Presse, Topnews, Tourismus
11. März 2011
Unilateral, Discriminatory Taxes on Long Haul Destinations: Joint Communiqué issued by Australia, Kenya, New Zealand, Seychelles, Singapore, South Africa and the Caribbean Tourism Organizations as Representatives of 33 Long Haul Destinations
11 March 2011 – ITB, Berlin, Germany. At the invitation of the Minister of Tourism of the Republic of South Africa, Mr Marthinus van Schalkwyk, tourism ministers and senior officials from long-haul destinations convened in Berlin in the margins of ITB 2011 to discuss the unilateral, discriminatory taxes imposed on travel to long haul destinations by some European countries.

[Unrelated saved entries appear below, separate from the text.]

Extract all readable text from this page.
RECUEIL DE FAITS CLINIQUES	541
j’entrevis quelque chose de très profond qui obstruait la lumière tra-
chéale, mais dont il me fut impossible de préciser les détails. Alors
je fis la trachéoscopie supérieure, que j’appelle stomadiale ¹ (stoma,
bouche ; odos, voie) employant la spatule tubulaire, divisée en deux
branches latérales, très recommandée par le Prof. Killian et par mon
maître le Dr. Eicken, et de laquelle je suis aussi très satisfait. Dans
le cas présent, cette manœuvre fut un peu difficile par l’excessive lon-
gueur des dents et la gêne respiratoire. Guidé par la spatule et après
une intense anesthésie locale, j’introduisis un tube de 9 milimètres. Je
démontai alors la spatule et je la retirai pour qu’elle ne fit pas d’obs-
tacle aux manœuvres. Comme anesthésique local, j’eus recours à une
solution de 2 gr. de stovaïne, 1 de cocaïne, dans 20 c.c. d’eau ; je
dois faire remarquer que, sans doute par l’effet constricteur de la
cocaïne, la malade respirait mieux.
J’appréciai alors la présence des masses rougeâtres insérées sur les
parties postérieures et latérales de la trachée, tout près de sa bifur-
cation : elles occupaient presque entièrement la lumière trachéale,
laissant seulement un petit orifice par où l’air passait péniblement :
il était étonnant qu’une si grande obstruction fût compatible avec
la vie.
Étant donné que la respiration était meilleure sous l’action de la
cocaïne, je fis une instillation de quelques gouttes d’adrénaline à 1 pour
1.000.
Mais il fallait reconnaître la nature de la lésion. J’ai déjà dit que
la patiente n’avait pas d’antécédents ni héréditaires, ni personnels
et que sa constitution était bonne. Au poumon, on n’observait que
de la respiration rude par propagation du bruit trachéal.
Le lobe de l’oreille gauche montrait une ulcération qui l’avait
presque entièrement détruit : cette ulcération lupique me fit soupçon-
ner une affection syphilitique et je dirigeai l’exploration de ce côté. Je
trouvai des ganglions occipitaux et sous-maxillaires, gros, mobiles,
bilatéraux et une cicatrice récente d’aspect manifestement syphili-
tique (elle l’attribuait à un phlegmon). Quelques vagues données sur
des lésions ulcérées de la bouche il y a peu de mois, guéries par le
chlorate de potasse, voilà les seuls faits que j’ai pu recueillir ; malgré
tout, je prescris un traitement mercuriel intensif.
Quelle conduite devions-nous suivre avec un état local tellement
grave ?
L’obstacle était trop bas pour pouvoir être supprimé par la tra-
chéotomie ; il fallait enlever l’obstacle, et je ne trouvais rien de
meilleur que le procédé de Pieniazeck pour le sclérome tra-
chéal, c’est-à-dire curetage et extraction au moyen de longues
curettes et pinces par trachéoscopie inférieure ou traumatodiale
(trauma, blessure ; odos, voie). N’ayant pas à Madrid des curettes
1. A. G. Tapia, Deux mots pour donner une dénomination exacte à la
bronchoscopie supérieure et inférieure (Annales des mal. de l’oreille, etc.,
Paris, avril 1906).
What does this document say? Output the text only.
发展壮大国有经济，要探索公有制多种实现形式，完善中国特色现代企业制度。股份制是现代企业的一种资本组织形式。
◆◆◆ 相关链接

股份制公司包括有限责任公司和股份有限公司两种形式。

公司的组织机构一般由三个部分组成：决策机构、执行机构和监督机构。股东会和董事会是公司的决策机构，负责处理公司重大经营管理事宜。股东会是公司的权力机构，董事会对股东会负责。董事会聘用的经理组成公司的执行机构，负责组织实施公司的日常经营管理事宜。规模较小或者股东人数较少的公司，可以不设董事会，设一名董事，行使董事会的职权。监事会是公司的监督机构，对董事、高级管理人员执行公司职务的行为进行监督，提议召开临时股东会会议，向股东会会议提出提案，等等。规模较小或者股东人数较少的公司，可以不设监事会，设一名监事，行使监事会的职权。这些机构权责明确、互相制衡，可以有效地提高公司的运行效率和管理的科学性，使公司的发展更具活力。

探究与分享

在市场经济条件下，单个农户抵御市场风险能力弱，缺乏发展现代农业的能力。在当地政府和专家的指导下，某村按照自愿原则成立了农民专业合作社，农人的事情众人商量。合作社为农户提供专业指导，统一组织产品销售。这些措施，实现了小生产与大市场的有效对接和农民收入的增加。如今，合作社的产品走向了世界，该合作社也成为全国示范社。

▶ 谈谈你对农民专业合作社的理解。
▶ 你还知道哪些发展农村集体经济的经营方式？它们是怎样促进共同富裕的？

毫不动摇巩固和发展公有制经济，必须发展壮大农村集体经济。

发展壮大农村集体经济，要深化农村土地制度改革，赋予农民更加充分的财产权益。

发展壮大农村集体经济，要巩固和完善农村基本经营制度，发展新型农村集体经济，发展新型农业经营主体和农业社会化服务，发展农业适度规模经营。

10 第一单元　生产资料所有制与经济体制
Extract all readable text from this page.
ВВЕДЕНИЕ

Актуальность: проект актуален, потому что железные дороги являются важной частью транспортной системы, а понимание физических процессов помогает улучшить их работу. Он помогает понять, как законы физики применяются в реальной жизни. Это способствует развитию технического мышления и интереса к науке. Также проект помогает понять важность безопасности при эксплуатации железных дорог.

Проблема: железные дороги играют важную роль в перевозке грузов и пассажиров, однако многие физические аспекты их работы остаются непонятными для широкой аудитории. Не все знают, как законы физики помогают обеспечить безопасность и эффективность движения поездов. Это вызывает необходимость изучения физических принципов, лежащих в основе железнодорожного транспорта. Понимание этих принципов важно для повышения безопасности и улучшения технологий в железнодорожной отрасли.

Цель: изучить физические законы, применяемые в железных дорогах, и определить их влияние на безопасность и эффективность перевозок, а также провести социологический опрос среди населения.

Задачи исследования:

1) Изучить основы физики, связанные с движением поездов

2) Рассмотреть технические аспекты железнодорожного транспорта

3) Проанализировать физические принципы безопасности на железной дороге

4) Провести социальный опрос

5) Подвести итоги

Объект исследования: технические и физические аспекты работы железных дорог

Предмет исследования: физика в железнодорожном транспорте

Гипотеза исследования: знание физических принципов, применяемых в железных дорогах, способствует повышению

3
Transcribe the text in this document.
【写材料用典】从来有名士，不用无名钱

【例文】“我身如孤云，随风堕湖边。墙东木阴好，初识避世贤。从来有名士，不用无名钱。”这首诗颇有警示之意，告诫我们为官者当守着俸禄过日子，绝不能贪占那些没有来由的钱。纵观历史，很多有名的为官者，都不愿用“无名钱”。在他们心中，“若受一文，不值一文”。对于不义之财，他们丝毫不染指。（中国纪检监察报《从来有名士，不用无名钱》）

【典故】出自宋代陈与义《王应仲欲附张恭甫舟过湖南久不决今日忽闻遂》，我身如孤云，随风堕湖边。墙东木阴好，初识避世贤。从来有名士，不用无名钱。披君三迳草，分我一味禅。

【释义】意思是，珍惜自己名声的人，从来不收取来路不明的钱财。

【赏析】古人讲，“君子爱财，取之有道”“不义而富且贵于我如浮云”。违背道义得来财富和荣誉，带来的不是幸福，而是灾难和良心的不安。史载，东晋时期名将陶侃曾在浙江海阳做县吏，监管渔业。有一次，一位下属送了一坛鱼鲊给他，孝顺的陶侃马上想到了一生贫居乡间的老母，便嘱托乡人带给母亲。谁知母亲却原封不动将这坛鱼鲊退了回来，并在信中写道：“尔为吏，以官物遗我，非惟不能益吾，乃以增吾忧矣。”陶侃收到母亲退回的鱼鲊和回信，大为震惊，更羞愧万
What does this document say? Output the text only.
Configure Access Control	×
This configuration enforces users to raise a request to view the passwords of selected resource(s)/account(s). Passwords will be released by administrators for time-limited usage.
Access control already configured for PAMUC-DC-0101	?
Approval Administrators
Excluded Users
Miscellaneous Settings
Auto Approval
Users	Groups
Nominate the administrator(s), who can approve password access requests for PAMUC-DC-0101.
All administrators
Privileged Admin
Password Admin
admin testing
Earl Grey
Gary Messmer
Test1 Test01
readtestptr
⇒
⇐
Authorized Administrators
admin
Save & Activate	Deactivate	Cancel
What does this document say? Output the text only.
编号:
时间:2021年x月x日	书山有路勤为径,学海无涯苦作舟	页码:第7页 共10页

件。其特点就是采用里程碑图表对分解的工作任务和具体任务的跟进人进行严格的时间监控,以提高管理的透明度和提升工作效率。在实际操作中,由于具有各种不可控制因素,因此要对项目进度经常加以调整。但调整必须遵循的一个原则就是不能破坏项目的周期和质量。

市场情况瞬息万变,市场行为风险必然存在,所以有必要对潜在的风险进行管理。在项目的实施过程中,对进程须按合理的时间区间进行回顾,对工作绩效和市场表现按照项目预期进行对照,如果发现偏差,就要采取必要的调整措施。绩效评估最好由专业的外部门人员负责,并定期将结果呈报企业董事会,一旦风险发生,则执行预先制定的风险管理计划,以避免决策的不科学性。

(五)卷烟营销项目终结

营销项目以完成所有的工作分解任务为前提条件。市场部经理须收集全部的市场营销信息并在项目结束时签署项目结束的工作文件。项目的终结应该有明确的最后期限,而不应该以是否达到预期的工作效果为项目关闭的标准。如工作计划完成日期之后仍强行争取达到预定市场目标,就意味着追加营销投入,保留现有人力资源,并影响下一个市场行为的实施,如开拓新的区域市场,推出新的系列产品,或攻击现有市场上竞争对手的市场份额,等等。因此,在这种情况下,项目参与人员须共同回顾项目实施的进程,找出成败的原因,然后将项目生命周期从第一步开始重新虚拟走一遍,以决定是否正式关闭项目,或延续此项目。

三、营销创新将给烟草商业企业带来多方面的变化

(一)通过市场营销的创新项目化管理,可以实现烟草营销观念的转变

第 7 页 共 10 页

Having met in Berlin to discuss streamlining and growing our respective tourism industries; and noting that tourism is a major driver of job creation, poverty eradication, socio-economic development and people-to-people contact in our respective countries; and
understanding that the sector is particularly important as a source of export revenue, contributing 30% of the world’s services exports, amounting to US$1 trillion a year and 45% of the total services exports in developing countries, rendering it an important driver of growth in the global economy; and believing that the low-carbon development of sustainable eco-tourism destinations and sustainable modes of transport are critically important; and noting the increase in unilateral and discriminatory taxes imposed on international travel in a number of European countries; and that aviation will in addition also be included under the EU’s emissions trading system from 2012; and noting our respective commitments under ICAO; and now therefore we express concern that:
these unilateral taxes and the basis for its calculation are inherently discriminatory favouring short flights over long haul travel; and more specifically, that some taxes discriminate against long-haul destinations through so-called ‘distance banding’ based on distances to capital cities; and the order of magnitude of these taxes on long-haul destinations is excessive; and the International Air Transport Association estimates that flight costs on these routes could increase by 3-5%, which will have a negative impact on passenger numbers, tourist volumes and downstream tourist receipts in long-haul destinations;
and we stress that: there is no practical alternative to air travel when it comes to long-haul destinations, whereas travellers in Europe may choose to avoid the burden of extra taxes by resorting to rail, road or ferry modes of transport; and as likeminded long-haul destinations, we are concerned about the longer-term negative impacts that these taxes will have on our competitiveness; and there is a need to avoid duplicative measures that could undermine progress towards a multilateral approach.
We therefore call on those countries involved to reconsider these excessive, discriminatory taxes that adversely affect long-haul destinations, including many developing economies.
Recognising the ongoing efforts by various countries and regions, we have extended an invitation to other countries affected by these unilateral, discriminatory taxes to become part of the process.